When I began writing an early draft of ‘Sweet Lemons’, the one thing I was certain about was that the action would centre on and derive from my fictitious ‘Hotel Panoramico’ community. I moved my hotel to a small town in Sicily where I had spent many holidays, eventually re-locating there for an extended period myself and where, no longer considered a tourist, I developed a real feel for the social nuances and town snobberies. Add in a local Opera Festival, and you have the makings of a half-decent plot!
When authors talk about ‘drafts’ of novels or ‘re-writing’ material, I suspect non-writers glaze over, thinking it’s something like spell-checking a report they’ve done for work, or ‘cutting out’ a dud paragraph. They have no concept of the journey a first draft makes to its final published version. Early ‘Sweet Lemons’ was a great, rambling behemoth of a book – nay, a social and historical document of Sicily in the 21st century with a built-in tutorial on the opera Tosca!
But when it came to paring the story back to its essence, I tried not to jettison too much of the social and cultural ‘colour’. Instead, several sub-plots were lost – and therefore, minor characters – who probably had no right to feature at all.

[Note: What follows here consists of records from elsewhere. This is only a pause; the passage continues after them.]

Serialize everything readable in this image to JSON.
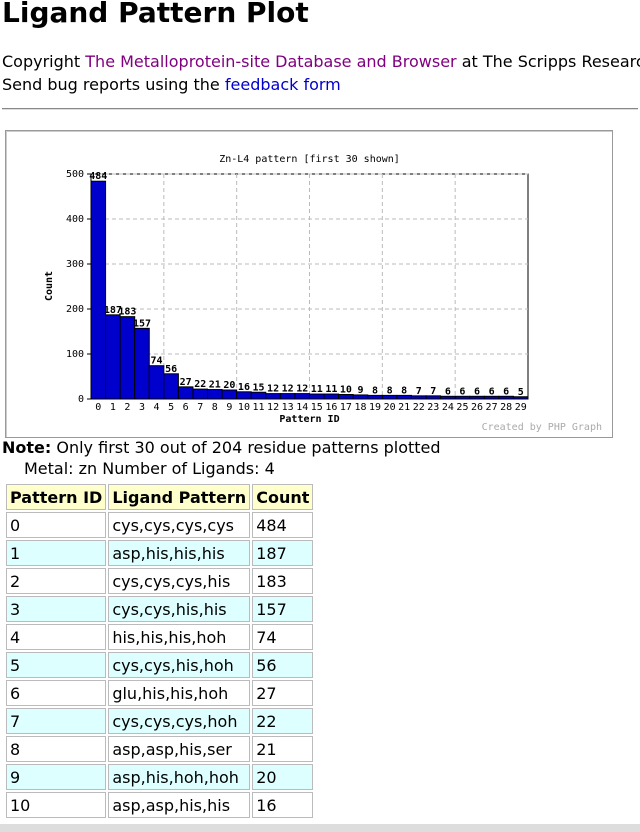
{
  "header": {
    "title": "Ligand Pattern Plot",
    "copyright_prefix": "Copyright",
    "copyright_link": "The Metalloprotein-site Database and Browser",
    "copyright_suffix": "at The Scripps Research",
    "bug_prefix": "Send bug reports using the",
    "bug_link": "feedback form"
  },
  "chart_data": {
    "type": "bar",
    "title": "Zn-L4 pattern [first 30 shown]",
    "x_label": "Pattern ID",
    "y_label": "Count",
    "credit": "Created by PHP Graph",
    "categories": [
      "0",
      "1",
      "2",
      "3",
      "4",
      "5",
      "6",
      "7",
      "8",
      "9",
      "10",
      "11",
      "12",
      "13",
      "14",
      "15",
      "16",
      "17",
      "18",
      "19",
      "20",
      "21",
      "22",
      "23",
      "24",
      "25",
      "26",
      "27",
      "28",
      "29"
    ],
    "values": [
      484,
      187,
      183,
      157,
      74,
      56,
      27,
      22,
      21,
      20,
      16,
      15,
      12,
      12,
      12,
      11,
      11,
      10,
      9,
      8,
      8,
      8,
      7,
      7,
      6,
      6,
      6,
      6,
      6,
      5
    ],
    "color": "#0000cc",
    "ylim": [
      0,
      500
    ],
    "yticks": [
      0,
      100,
      200,
      300,
      400,
      500
    ],
    "grid": true
  },
  "note": {
    "label": "Note:",
    "text": "Only first 30 out of 204 residue patterns plotted"
  },
  "metal_line": "Metal: zn Number of Ligands: 4",
  "table": {
    "headers": [
      "Pattern ID",
      "Ligand Pattern",
      "Count"
    ],
    "ligands": [
      "cys,cys,cys,cys",
      "asp,his,his,his",
      "cys,cys,cys,his",
      "cys,cys,his,his",
      "his,his,his,hoh",
      "cys,cys,his,hoh",
      "glu,his,his,hoh",
      "cys,cys,cys,hoh",
      "asp,asp,his,ser",
      "asp,his,hoh,hoh",
      "asp,asp,his,his"
    ]
  }
}
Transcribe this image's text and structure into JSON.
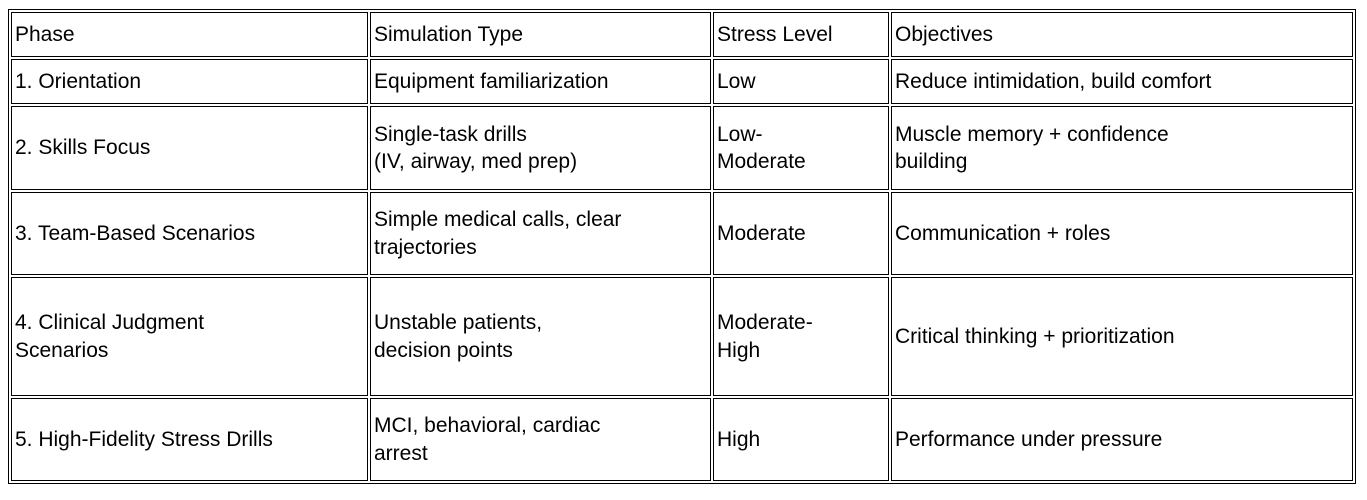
{
  "table": {
    "header": [
      "Phase",
      "Simulation Type",
      "Stress Level",
      "Objectives"
    ],
    "rows": [
      [
        "1. Orientation",
        "Equipment familiarization",
        "Low",
        "Reduce intimidation, build comfort"
      ],
      [
        "2. Skills Focus",
        "Single-task drills\n(IV, airway, med prep)",
        "Low-\nModerate",
        "Muscle memory + confidence\nbuilding"
      ],
      [
        "3. Team-Based Scenarios",
        "Simple medical calls, clear\ntrajectories",
        "Moderate",
        "Communication + roles"
      ],
      [
        "4. Clinical Judgment\nScenarios",
        "Unstable patients,\ndecision points",
        "Moderate-\nHigh",
        "Critical thinking + prioritization"
      ],
      [
        "5. High-Fidelity Stress Drills",
        "MCI, behavioral, cardiac\narrest",
        "High",
        "Performance under pressure"
      ]
    ]
  }
}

A further de-construction of the manuscript was necessary – to forensically extract any foreshadowing or references to the characters or events that were no more!
Writing and re-writing a first novel takes time, and in the time-lag, life also changed. When I first began it, people and society were quite understanding when people dealing with tough personal events like bereavement, divorce or failed relationships, left work or took a year off to travel. But in the band of time post-recession and pre-pandemic, I had begun to observe there was little sympathy for this kind of weakness. Women in particular, were encouraged to ‘make no rash decisions’ – (post-bereavement) – or to ‘front it out’ – (post-divorce, when working alongside the ex) and I thought – I have to present the opposite viewpoint in my characterisation! Sometimes, when your life is de-railed, the most sensible thing – the strongest and wisest thing to do – is to run away. Whether for five weeks like the characters in ‘Sweet Lemons’, or however long it takes to make friends again with the unburdened version of yourself.
‘Sweet Lemons’ probably would never have seen the light of day, if it hadn’t been for the 2020 Covid 19 lockdown. Trying to fill the long, anxious days – days in which my input into the care of my then 93-year-old parents in a local nursing home had been ripped out of my hands as I was no longer able to check on them in person – I had to do something. Writing-wise, I was working on a different novel at the time, but I was making very heavy weather of it, consumed with worry that my parents would catch Covid and die. I decided to re-direct my nervous energies into something physical and clear out, paint and re-organise the bedroom I use as an office. In the process, I found my early drafts of ‘Sweet Lemons.’ Whether it was the deprivation of mobility or any hope of a holiday that filled me with nostalgia for sun and my Sicilian friends, I took down the hardcopy and began reading.
The theme was happier, the setting unburdened by infectious disease and the writing reflected these lighter times. I decided to give it another whirl.
Many months later, I had a re-written version that I was happy to let go of. I prepared only two submissions – each with different requirements and sent them off. When Paula Campbell of Poolbeg Press contacted me for the full manuscript very quickly after receiving the material, I was impressed with her speed of turnaround and felt encouraged. Thankfully, she liked what she read, and in July 2021 I signed a three-book deal with Poolbeg.
After a protracted gestation, ‘Sweet Lemons’ came into the world in September 2021 in eBook format and is also available in paperback through Amazon.
As I work away on my second title, my parents are still alive. They have survived two nursing home outbreaks of Covid, four lockdowns of thirteen months in total without seeing me, and are now both 95.
I guess that’s where I get my resilience from.